Designing and implementing your organization’s HR platform is like the blueprint of a house and the engineering schematics of the foundational infrastructure like running water pipes and electrical lines. Cutting corners in the present is almost certain to lead to future pain – and the vast majority of pains we hear about can often be traced back to a prior relationship that was a bad fit from day 1. Nobody enjoys moving but sometimes a new house is necessary because the present state is not workable for evolving needs. And as such just like when moving it’s absolutely critical you do a thorough analysis of core requirements to make sure the pain of the move is worthwhile in the long run.
Some of the most common mistakes we see organizations encounter:
- Poor system back end architecture gets overlooked because the front end of the software looks good.
- Implementation and support teams that are not in-house
- ‘Sale and bail’ techniques from national companies who spend a lot more on their sales teams than on their support teams, run incentives to sell certain products over others based on their bottomline, and leave customers feeling baited and switched as they open up help desk tickets or call 1-800 numbers.
In-house Expert HCM Implementation
Having seen the downside to poor implementations on platforms with bad back end architecture, Paypro developed a business model that flips the script. We allocate more resources than any of the other organizations in our space on expert, in-house, long term support relationships with our clients. We haven’t completely reinvented the wheel, we just put more time and resource into making sure your organization is investing in a blueprint that is a) the right fit and b) supported with experts every step of the way.

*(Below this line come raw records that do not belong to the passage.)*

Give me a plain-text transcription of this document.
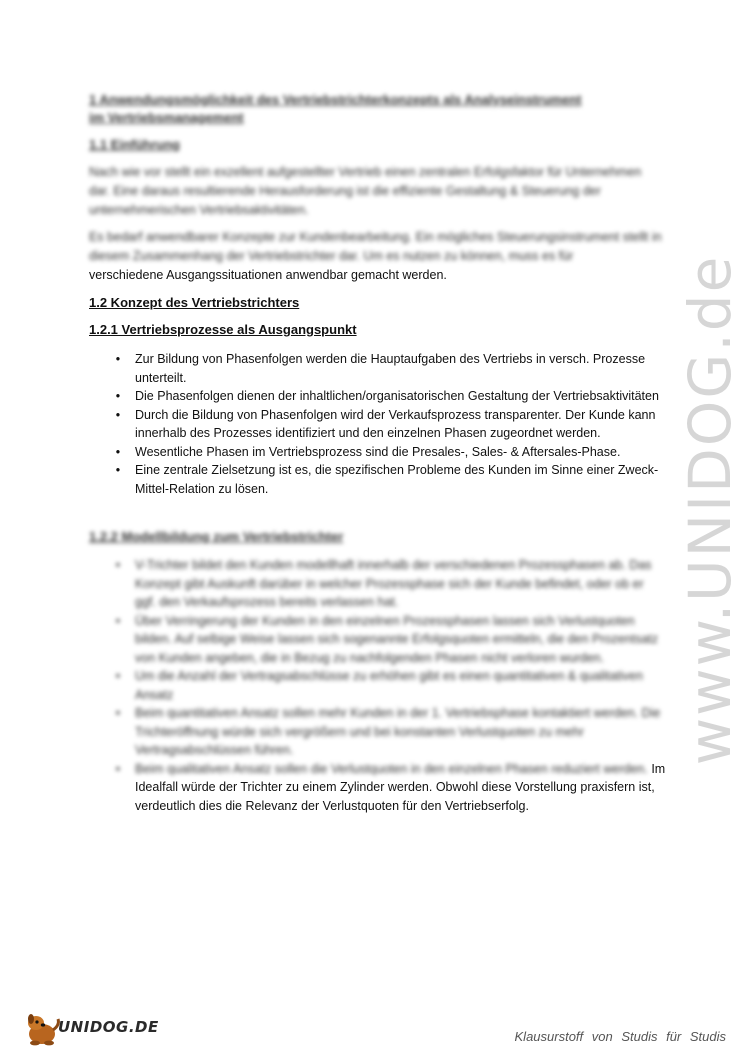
www.UNIDOG.de
1 Anwendungsmöglichkeit des Vertriebstrichterkonzepts als Analyseinstrument im Vertriebsmanagement
1.1 Einführung
Nach wie vor stellt ein exzellent aufgestellter Vertrieb einen zentralen Erfolgsfaktor für Unternehmen dar. Eine daraus resultierende Herausforderung ist die effiziente Gestaltung & Steuerung der unternehmerischen Vertriebsaktivitäten.
Es bedarf anwendbarer Konzepte zur Kundenbearbeitung. Ein mögliches Steuerungsinstrument stellt in diesem Zusammenhang der Vertriebstrichter dar. Um es nutzen zu können, muss es für
verschiedene Ausgangssituationen anwendbar gemacht werden.
1.2 Konzept des Vertriebstrichters
1.2.1 Vertriebsprozesse als Ausgangspunkt
•	Zur Bildung von Phasenfolgen werden die Hauptaufgaben des Vertriebs in versch. Prozesse unterteilt.
•	Die Phasenfolgen dienen der inhaltlichen/organisatorischen Gestaltung der Vertriebsaktivitäten
•	Durch die Bildung von Phasenfolgen wird der Verkaufsprozess transparenter. Der Kunde kann innerhalb des Prozesses identifiziert und den einzelnen Phasen zugeordnet werden.
•	Wesentliche Phasen im Vertriebsprozess sind die Presales-, Sales- & Aftersales-Phase.
•	Eine zentrale Zielsetzung ist es, die spezifischen Probleme des Kunden im Sinne einer Zweck-Mittel-Relation zu lösen.
1.2.2 Modellbildung zum Vertriebstrichter
•	V-Trichter bildet den Kunden modellhaft innerhalb der verschiedenen Prozessphasen ab. Das Konzept gibt Auskunft darüber in welcher Prozessphase sich der Kunde befindet, oder ob er ggf. den Verkaufsprozess bereits verlassen hat.
•	Über Verringerung der Kunden in den einzelnen Prozessphasen lassen sich Verlustquoten bilden. Auf selbige Weise lassen sich sogenannte Erfolgsquoten ermitteln, die den Prozentsatz von Kunden angeben, die in Bezug zu nachfolgenden Phasen nicht verloren wurden.
•	Um die Anzahl der Vertragsabschlüsse zu erhöhen gibt es einen quantitativen & qualitativen Ansatz
•	Beim quantitativen Ansatz sollen mehr Kunden in der 1. Vertriebsphase kontaktiert werden. Die Trichteröffnung würde sich vergrößern und bei konstanten Verlustquoten zu mehr Vertragsabschlüssen führen.
•	Beim qualitativen Ansatz sollen die Verlustquoten in den einzelnen Phasen reduziert werden. Im Idealfall würde der Trichter zu einem Zylinder werden. Obwohl diese Vorstellung praxisfern ist, verdeutlich dies die Relevanz der Verlustquoten für den Vertriebserfolg.
UNIDOG.DE
Klausurstoff von Studis für Studis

Outsourced HCM Implementation
Not all outsourced implementations are bad – we’ve actually been contracted as an outsource implementer by our national software partners specifically because they knew we were going to do the best job in those specific use cases. But what’s critical is that you need to know ahead of time who it is that’s handling your implementation, what their level of experience is in implementing organizations with similar needs, and what their level of support will be beyond the initial implementation period. Reference checks are critical.

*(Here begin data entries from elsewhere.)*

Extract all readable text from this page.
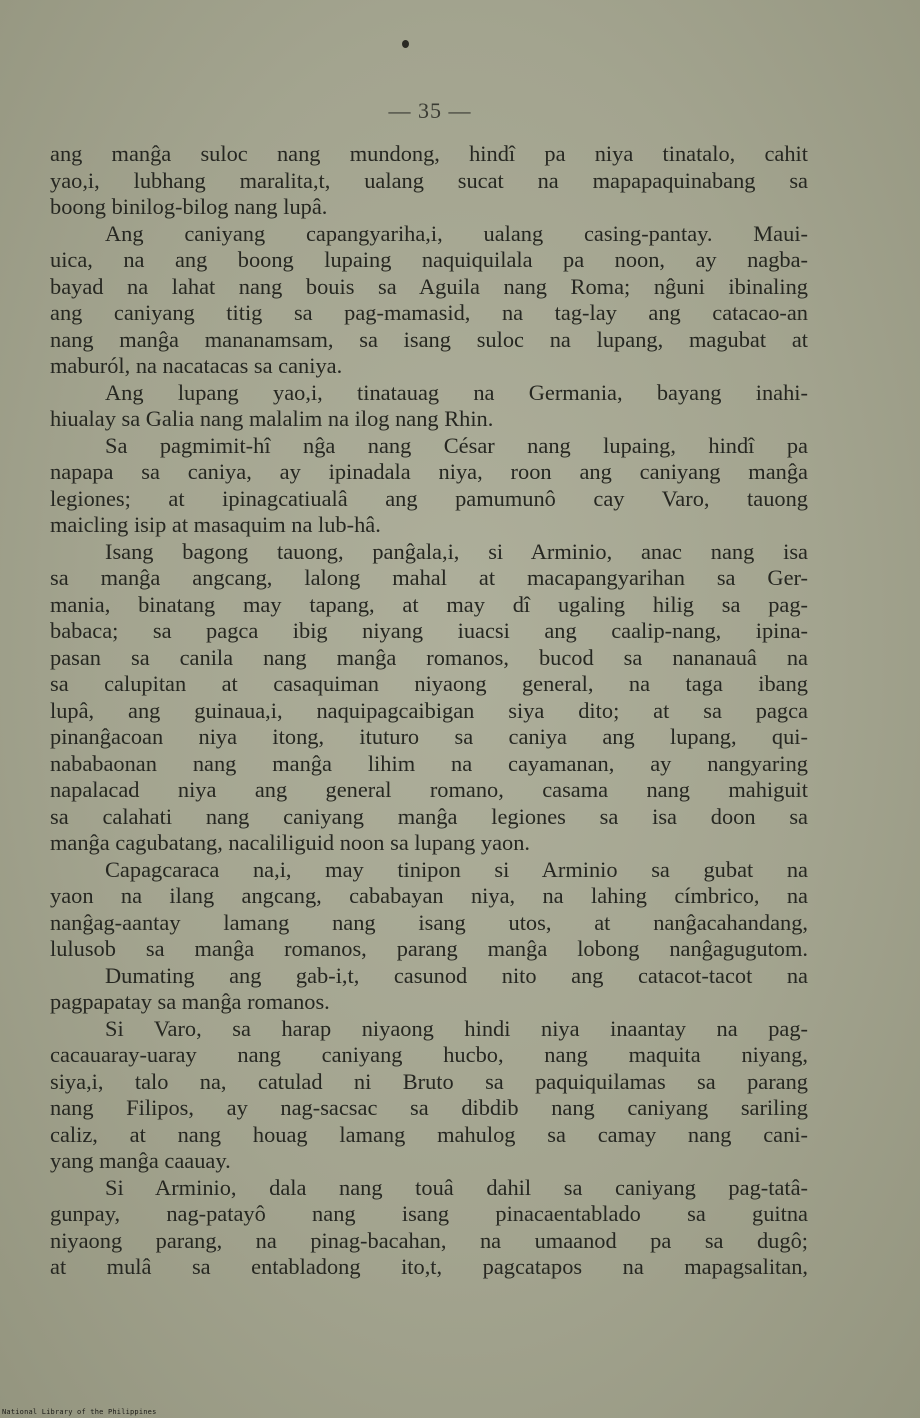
— 35 —
ang manĝa suloc nang mundong, hindî pa niya tinatalo, cahit
yao,i, lubhang maralita,t, ualang sucat na mapapaquinabang sa
boong binilog-bilog nang lupâ.
Ang caniyang capangyariha,i, ualang casing-pantay. Maui-
uica, na ang boong lupaing naquiquilala pa noon, ay nagba-
bayad na lahat nang bouis sa Aguila nang Roma; nĝuni ibinaling
ang caniyang titig sa pag-mamasid, na tag-lay ang catacao-an
nang manĝa mananamsam, sa isang suloc na lupang, magubat at
maburól, na nacatacas sa caniya.
Ang lupang yao,i, tinatauag na Germania, bayang inahi-
hiualay sa Galia nang malalim na ilog nang Rhin.
Sa pagmimit-hî nĝa nang César nang lupaing, hindî pa
napapa sa caniya, ay ipinadala niya, roon ang caniyang manĝa
legiones; at ipinagcatiualâ ang pamumunô cay Varo, tauong
maicling isip at masaquim na lub-hâ.
Isang bagong tauong, panĝala,i, si Arminio, anac nang isa
sa manĝa angcang, lalong mahal at macapangyarihan sa Ger-
mania, binatang may tapang, at may dî ugaling hilig sa pag-
babaca; sa pagca ibig niyang iuacsi ang caalip-nang, ipina-
pasan sa canila nang manĝa romanos, bucod sa nananauâ na
sa calupitan at casaquiman niyaong general, na taga ibang
lupâ, ang guinaua,i, naquipagcaibigan siya dito; at sa pagca
pinanĝacoan niya itong, ituturo sa caniya ang lupang, qui-
nababaonan nang manĝa lihim na cayamanan, ay nangyaring
napalacad niya ang general romano, casama nang mahiguit
sa calahati nang caniyang manĝa legiones sa isa doon sa
manĝa cagubatang, nacaliliguid noon sa lupang yaon.
Capagcaraca na,i, may tinipon si Arminio sa gubat na
yaon na ilang angcang, cababayan niya, na lahing címbrico, na
nanĝag-aantay lamang nang isang utos, at nanĝacahandang,
lulusob sa manĝa romanos, parang manĝa lobong nanĝagugutom.
Dumating ang gab-i,t, casunod nito ang catacot-tacot na
pagpapatay sa manĝa romanos.
Si Varo, sa harap niyaong hindi niya inaantay na pag-
cacauaray-uaray nang caniyang hucbo, nang maquita niyang,
siya,i, talo na, catulad ni Bruto sa paquiquilamas sa parang
nang Filipos, ay nag-sacsac sa dibdib nang caniyang sariling
caliz, at nang houag lamang mahulog sa camay nang cani-
yang manĝa caauay.
Si Arminio, dala nang touâ dahil sa caniyang pag-tatâ-
gunpay, nag-patayô nang isang pinacaentablado sa guitna
niyaong parang, na pinag-bacahan, na umaanod pa sa dugô;
at mulâ sa entabladong ito,t, pagcatapos na mapagsalitan,
National Library of the Philippines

Key Decision Making Factors – Pros and Cons
The #1 factor we observe in successful HR platforms are products with a strong back end architecture. This is extremely hard to discern during a demo without an expert who knows what to look for because most companies spend millions of dollars to make the front end of their programs look good enough that nobody wonders what’s lurking under the hood. The reality is that this is an industry with a lot of M&A activity so most of the software platforms out there are like Frankenstein on the back end. So why does that matter? When a platform is actually a number of different platforms integrated together on different architectures on the back end, it is going to be far more error prone. Like extensions bolted onto an existing home, there are going to be infrastructure points that need to be re-routed and sometimes run from a completely separate grid. Making updates to that software more complicated and infrequent by the developers needing to update each separate system. There is more opportunity for vulnerability, duplicative data entries at the user level, and difficulty running reports. The amount of complications avoided by installing a quality engineered product on a single back end database is exponential and there are no tangible cons except aesthetic preferences.

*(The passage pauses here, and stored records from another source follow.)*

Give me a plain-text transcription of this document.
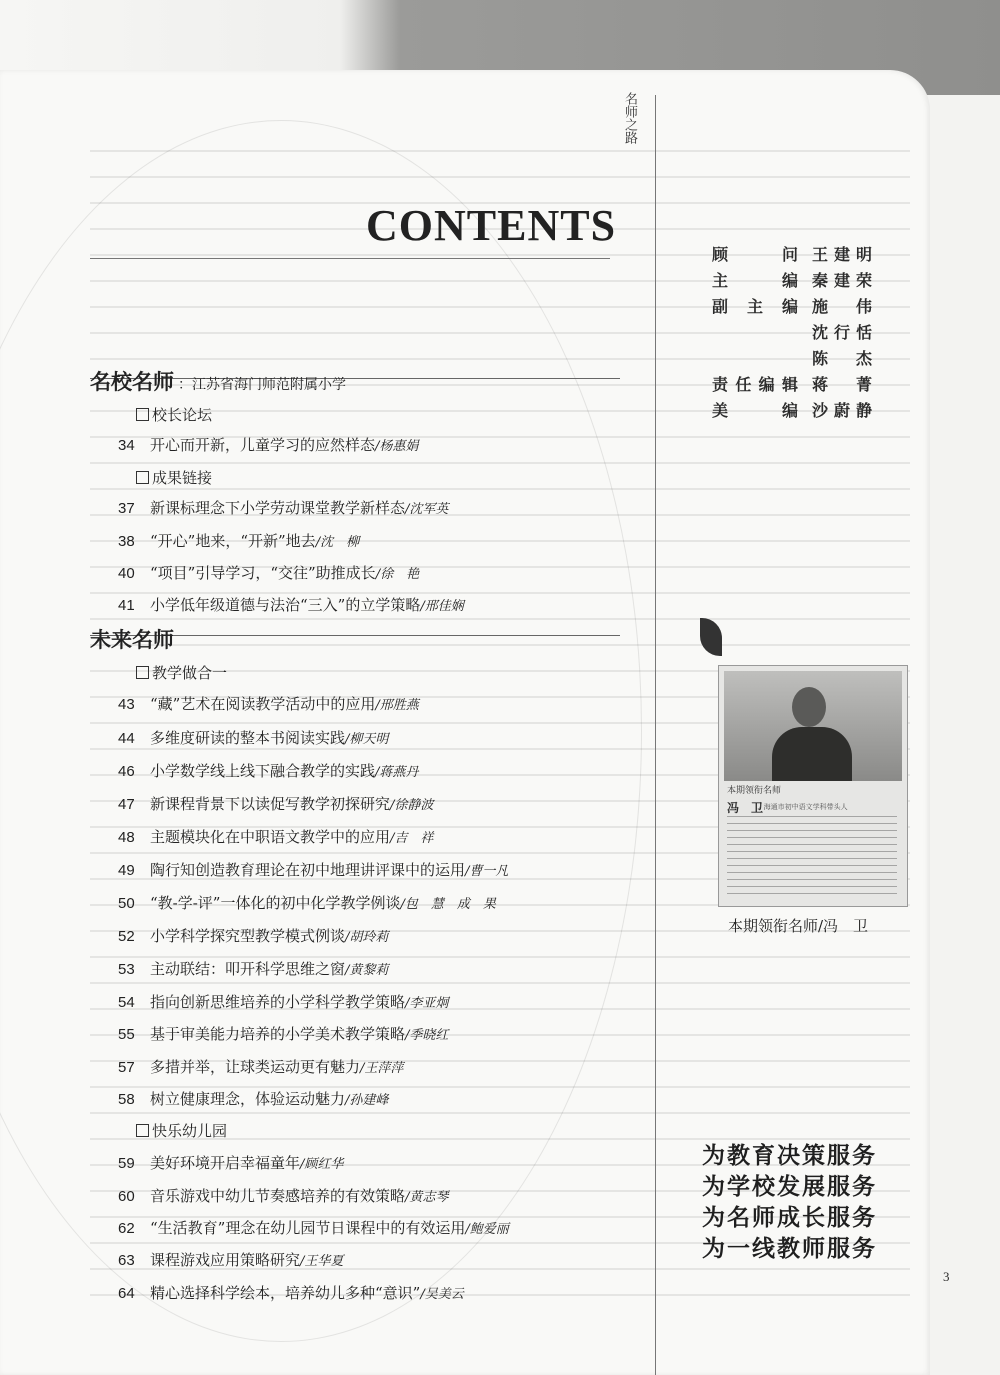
名师之路
CONTENTS
顾	问 王 建 明
主	编 秦 建 荣
副 主 编 施 伟
沈 行 恬
陈 杰
责 任 编 辑 蒋 菁
美	编 沙 蔚 静
名校名师 ：江苏省海门师范附属小学
校长论坛
34 开心而开新，儿童学习的应然样态/杨惠娟
成果链接
37 新课标理念下小学劳动课堂教学新样态/沈军英
38 “开心”地来，“开新”地去/沈　柳
40 “项目”引导学习，“交往”助推成长/徐　艳
41 小学低年级道德与法治“三入”的立学策略/邢佳娴
未来名师
教学做合一
43 “藏”艺术在阅读教学活动中的应用/邢胜燕
44 多维度研读的整本书阅读实践/柳天明
46 小学数学线上线下融合教学的实践/蒋燕丹
47 新课程背景下以读促写教学初探研究/徐静波
48 主题模块化在中职语文教学中的应用/吉　祥
49 陶行知创造教育理论在初中地理讲评课中的运用/曹一凡
50 “教-学-评”一体化的初中化学教学例谈/包　慧　成　果
52 小学科学探究型教学模式例谈/胡玲莉
53 主动联结：叩开科学思维之窗/黄黎莉
54 指向创新思维培养的小学科学教学策略/李亚炯
55 基于审美能力培养的小学美术教学策略/季晓红
57 多措并举，让球类运动更有魅力/王萍萍
58 树立健康理念，体验运动魅力/孙建峰
快乐幼儿园
59 美好环境开启幸福童年/顾红华
60 音乐游戏中幼儿节奏感培养的有效策略/黄志琴
62 “生活教育”理念在幼儿园节日课程中的有效运用/鲍爱丽
63 课程游戏应用策略研究/王华夏
64 精心选择科学绘本，培养幼儿多种“意识”/吴美云
本期领衔名师
冯　卫
/ 海通市初中语文学科带头人
本期领衔名师/冯　卫
为教育决策服务
为学校发展服务
为名师成长服务
为一线教师服务
3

The #2 factor is support, and the only ‘con’ to higher quality support is that for national providers it’s the easiest area for them to start cutting costs if they are in a competitive situation and want to get a deal done, so it could appear to be more expensive. By cutting hours out of an implementation they can make a proposal look more attractive and also make it appear that the onboarding time is quicker than it really should be. This is a false positive that ends up being penny wise and pound foolish. It’s also why there is generally a lot of “churn” among national providers.
We Do What the National’s Can’t
Credit where it’s due to the nationals, they survive on a business model that would put us out of business. They are able to create enough sales to grow topline revenue even as they are losing 2-5x more of their clients as a percent every year. That works for them because they are public companies responsible first to their shareholders who first and foremost care about selling as many software licenses as possible to grow revenue. They are software companies first and support is a secondary concern post-sale.
At Paypro we don’t have investors so we answer to our customers. Our business model is to have an industry best retention rate (currently 96%), and to do that we employ a team of expert support staff to support our clients in a personal way that nobody else can match. Our support teams average 5+ years at Paypro, we have tax, compliance, benefits, and industry specific specialists that we make available to our clients, and our executive team members have each been at Paypro for more than 2 decades. We are all in on being a great partner and delivering as much ROI as possible for your business.